Annual inflation was 3.4% in December, up from 3.1% the prior month. A core reading that excludes volatile food and energy items dipped to 3.8% from 4% amid rising rent and used car prices.

The consumer price index, though, would still be well above the Federal Reserve’s 2% goal.

But by another yardstick – purchasing power – households recently have returned to their pre-inflation financial health, according to some studies.
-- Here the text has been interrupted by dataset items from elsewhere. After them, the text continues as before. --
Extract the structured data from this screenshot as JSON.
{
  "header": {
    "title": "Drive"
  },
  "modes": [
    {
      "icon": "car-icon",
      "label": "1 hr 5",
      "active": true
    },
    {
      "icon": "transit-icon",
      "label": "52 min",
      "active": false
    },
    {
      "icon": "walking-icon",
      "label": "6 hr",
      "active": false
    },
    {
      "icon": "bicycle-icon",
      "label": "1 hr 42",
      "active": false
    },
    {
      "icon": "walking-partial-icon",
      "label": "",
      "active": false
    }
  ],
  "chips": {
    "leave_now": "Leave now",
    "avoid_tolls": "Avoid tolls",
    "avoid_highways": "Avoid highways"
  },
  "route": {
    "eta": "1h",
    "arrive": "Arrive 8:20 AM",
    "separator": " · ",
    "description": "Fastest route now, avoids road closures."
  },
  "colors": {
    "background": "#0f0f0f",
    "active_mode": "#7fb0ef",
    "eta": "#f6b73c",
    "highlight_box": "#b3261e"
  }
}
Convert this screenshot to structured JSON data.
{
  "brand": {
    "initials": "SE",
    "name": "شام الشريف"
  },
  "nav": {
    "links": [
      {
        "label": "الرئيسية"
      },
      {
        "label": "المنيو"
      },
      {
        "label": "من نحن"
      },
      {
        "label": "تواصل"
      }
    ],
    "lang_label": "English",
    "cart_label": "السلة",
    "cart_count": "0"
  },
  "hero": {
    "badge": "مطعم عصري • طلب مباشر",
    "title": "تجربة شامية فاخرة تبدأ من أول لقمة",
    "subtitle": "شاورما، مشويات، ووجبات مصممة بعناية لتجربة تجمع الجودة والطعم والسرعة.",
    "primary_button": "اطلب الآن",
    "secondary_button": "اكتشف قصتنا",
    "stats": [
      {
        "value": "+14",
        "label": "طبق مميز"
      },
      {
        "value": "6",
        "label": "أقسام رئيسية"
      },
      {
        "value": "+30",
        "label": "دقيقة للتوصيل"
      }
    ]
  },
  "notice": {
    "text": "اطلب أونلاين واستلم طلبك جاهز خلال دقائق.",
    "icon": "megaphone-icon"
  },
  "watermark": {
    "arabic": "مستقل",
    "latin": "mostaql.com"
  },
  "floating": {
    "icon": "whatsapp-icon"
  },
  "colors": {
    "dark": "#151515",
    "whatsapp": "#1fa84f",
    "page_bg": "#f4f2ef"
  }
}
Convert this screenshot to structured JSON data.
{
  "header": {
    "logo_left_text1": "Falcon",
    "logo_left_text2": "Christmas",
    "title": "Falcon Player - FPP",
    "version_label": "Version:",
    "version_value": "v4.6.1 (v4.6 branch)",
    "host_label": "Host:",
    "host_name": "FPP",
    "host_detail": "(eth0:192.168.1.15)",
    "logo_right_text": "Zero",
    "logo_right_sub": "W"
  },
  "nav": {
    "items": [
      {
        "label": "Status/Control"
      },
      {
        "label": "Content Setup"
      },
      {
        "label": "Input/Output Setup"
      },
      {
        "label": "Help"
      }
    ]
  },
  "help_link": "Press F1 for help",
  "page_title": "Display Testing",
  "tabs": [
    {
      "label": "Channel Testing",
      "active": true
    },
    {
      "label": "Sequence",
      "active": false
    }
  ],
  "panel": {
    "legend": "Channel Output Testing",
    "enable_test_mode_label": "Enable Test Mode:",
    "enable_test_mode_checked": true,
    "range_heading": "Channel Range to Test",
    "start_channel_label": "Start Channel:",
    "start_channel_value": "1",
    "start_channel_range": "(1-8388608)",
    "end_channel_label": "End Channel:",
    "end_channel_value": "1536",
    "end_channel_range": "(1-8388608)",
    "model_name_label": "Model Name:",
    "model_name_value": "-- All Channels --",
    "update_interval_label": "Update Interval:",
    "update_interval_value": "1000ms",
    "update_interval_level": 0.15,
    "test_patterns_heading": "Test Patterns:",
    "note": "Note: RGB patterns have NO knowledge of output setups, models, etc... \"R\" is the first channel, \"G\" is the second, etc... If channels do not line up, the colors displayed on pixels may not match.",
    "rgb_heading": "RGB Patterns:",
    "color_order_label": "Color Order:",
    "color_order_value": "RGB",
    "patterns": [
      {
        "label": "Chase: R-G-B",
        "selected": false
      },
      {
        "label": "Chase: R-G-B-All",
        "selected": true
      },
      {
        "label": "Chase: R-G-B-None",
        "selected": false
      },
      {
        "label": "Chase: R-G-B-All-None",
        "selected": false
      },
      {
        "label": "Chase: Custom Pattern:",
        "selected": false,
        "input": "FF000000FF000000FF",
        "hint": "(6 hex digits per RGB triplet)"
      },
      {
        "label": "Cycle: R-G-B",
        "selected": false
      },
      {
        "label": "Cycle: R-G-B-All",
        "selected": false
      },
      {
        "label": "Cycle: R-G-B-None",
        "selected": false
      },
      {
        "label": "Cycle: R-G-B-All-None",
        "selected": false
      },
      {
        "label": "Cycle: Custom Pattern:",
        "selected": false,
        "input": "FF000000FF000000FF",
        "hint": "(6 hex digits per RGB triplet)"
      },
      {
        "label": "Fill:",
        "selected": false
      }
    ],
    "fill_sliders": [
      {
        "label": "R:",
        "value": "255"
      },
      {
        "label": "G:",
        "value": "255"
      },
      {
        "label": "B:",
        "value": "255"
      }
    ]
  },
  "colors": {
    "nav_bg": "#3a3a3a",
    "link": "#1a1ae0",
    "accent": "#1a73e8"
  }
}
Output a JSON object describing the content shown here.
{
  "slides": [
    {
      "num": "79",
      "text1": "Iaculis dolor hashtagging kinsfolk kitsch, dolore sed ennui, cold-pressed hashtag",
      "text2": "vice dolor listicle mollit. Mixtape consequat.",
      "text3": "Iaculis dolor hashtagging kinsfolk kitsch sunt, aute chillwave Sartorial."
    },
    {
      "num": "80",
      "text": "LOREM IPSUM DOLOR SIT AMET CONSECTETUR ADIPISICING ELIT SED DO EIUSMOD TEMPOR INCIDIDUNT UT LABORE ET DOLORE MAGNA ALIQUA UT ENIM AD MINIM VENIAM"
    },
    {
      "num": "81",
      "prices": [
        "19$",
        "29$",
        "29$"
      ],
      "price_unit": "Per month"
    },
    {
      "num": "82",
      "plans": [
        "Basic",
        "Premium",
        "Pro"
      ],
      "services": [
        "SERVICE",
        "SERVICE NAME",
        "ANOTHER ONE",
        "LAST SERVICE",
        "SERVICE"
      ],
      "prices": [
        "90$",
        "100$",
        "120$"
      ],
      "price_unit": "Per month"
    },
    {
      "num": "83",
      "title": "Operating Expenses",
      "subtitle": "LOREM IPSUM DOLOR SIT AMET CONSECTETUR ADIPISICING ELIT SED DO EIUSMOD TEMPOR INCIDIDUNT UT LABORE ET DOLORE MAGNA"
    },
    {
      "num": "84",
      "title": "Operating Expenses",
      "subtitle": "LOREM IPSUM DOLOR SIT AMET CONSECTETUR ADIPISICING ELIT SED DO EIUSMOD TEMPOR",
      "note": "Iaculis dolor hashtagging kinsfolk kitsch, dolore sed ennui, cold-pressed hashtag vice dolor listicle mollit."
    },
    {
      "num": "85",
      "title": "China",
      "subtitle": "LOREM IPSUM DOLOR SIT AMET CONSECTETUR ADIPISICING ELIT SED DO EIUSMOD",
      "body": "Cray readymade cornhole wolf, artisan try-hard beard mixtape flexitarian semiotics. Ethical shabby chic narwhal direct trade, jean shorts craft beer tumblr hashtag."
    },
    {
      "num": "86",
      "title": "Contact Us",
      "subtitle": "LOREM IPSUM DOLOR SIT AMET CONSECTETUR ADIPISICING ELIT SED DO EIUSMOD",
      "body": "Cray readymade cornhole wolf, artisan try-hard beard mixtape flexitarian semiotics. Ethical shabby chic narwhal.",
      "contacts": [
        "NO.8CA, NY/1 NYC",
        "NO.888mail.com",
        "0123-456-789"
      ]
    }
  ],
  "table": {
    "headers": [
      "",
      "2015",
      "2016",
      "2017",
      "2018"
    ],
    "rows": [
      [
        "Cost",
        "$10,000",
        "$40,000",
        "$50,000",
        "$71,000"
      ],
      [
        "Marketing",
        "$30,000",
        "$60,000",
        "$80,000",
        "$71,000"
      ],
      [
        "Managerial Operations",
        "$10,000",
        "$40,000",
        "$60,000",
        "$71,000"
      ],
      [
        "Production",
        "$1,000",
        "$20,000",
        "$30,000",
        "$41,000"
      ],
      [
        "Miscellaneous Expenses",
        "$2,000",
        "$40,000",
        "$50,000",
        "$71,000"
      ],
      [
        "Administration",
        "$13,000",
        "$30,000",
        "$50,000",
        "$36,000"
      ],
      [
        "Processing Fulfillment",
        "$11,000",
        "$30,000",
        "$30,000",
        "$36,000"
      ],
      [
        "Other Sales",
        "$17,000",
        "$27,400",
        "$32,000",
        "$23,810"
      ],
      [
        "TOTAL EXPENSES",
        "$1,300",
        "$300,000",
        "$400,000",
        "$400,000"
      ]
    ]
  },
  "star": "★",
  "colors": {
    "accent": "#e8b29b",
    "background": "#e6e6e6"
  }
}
“It’s pretty clear that people’s income and purchasing power have caught up to inflation,” says Mark Zandi, chief economist of Moody’s Analytics.

The trend, if it persists, could make Americans feel increasingly better about the economy and bolster President Joe Biden’s reelection chances, Zandi says.

Several months ago, 70% of Americans said the economy was getting worse and 84% said their cost of living was rising, according to an exclusive poll by Suffolk University Sawyer Business School and USA TODAY. Survey respondents said they trusted Donald Trump, rather than Biden, to fix it.

But consumers are quietly feeling some improvement in their household finances, Zandi says, noting consumer confidence last month reached the highest level in two years.

What is meant by purchasing power?

Purchasing power is how much people can afford based on their costs and their income. In 2021 and 2022, when inflation was surging, wage growth was also rising but not nearly as sharply, leaving many Americans struggling to pay the bills. In June 2022, 9.1% annual inflation dwarfed average yearly pay increases of 5.4%.

Inflation was leaping largely because of pandemic-related supply chain snarls while wages were spiraling higher due to pandemic-induced labor shortages.

Last May, wage growth began outpacing inflation, a trend that has continued. In November, inflation was 3.1% while hourly earnings rose an average of 4.1%, according to the Labor Department.

Yet for most of 2023, consumers’ paychecks still hadn’t caught up to the big run-up in prices the previous two years and so their overall purchasing power was less than it was before the price spike.

By some measures, that’s still the case. From the first quarter of 2021 to the third quarter of 2023, consumer prices rose 16%, based on the consumer price index, while wages have increased 12.7%, says a study by Bankrate analyst Sarah Foster. Foster looked at wage increases in the Employment Cost Index rather than the average hourly earnings tracked in the monthly jobs report.